When a novelist embeds quotations from some fictitious novel in his/her own text [as Muriel Spark does in Territorial Rights], it is, of course, always with aesthetic intent, usually parodic. The glum kitchen-sink realism of Anthea's library book, its plodding record of banal thoughts and predictable emotions, is clearly intended to contrast with the sprightly narrative style, the glamorous local colour, the dazzlingly complex intrigue of Territorial Rights, and perhaps to underline the advantages enjoyed by a novelist residing in Italy. 'It may seem far-fetched to you, Anthea,' says Grace Gregory, reporting the latest developments to Anthea by telephone, 'But here everything is stark realism. This is Italy.'

We know from her previous novels that Muriel Spark is fascinated by the mixture of cynicism and passion, corruption and beauty in the Italian scene, finding in it (much as the Elizabethans found in Machiavelli's Italy) an image of contemporary decadence more to her purposes than dull old England. In Territorial Rights she has married this setting to a theme from her New York novel, The Hothouse by the East River: the resurrection of old ghosts and guilts from World War II….

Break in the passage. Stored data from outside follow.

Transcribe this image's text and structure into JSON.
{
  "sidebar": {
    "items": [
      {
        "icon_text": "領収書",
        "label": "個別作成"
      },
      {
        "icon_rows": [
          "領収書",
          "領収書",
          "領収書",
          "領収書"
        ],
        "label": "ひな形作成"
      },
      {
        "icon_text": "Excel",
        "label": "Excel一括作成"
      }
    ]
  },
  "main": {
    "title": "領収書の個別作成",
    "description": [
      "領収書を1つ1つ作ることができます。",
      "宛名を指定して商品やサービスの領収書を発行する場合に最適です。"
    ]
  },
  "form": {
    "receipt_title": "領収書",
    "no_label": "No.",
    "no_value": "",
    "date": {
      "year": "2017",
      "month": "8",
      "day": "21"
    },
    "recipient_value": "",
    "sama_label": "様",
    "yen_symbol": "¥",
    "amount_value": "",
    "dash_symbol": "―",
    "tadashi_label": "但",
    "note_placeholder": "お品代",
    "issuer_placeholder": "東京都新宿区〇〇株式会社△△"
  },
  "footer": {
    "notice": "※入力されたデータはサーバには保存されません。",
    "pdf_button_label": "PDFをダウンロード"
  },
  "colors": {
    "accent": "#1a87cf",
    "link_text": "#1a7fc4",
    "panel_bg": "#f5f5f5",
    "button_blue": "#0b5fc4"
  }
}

Territorial Rights has no central character, which makes for a diverting international comedy of manners, as the narrative perspective shifts from one character to another, observing them all observing each other, but at the same time leaves the reader sufficiently detached to reflect on how 'far-fetched' the plot is. Nor does the novel throw the reader off balance, as Mrs Spark's novels usually do, by exposing and undermining fictional conventions…. Territorial Rights is a highly entertaining novel: it tickles, it intrigues, it beguiles. If, in the end, it disappoints, that is because the author is one of our most gifted and original novelists. Even so, it's better by far than most of the novels in Anthea's library.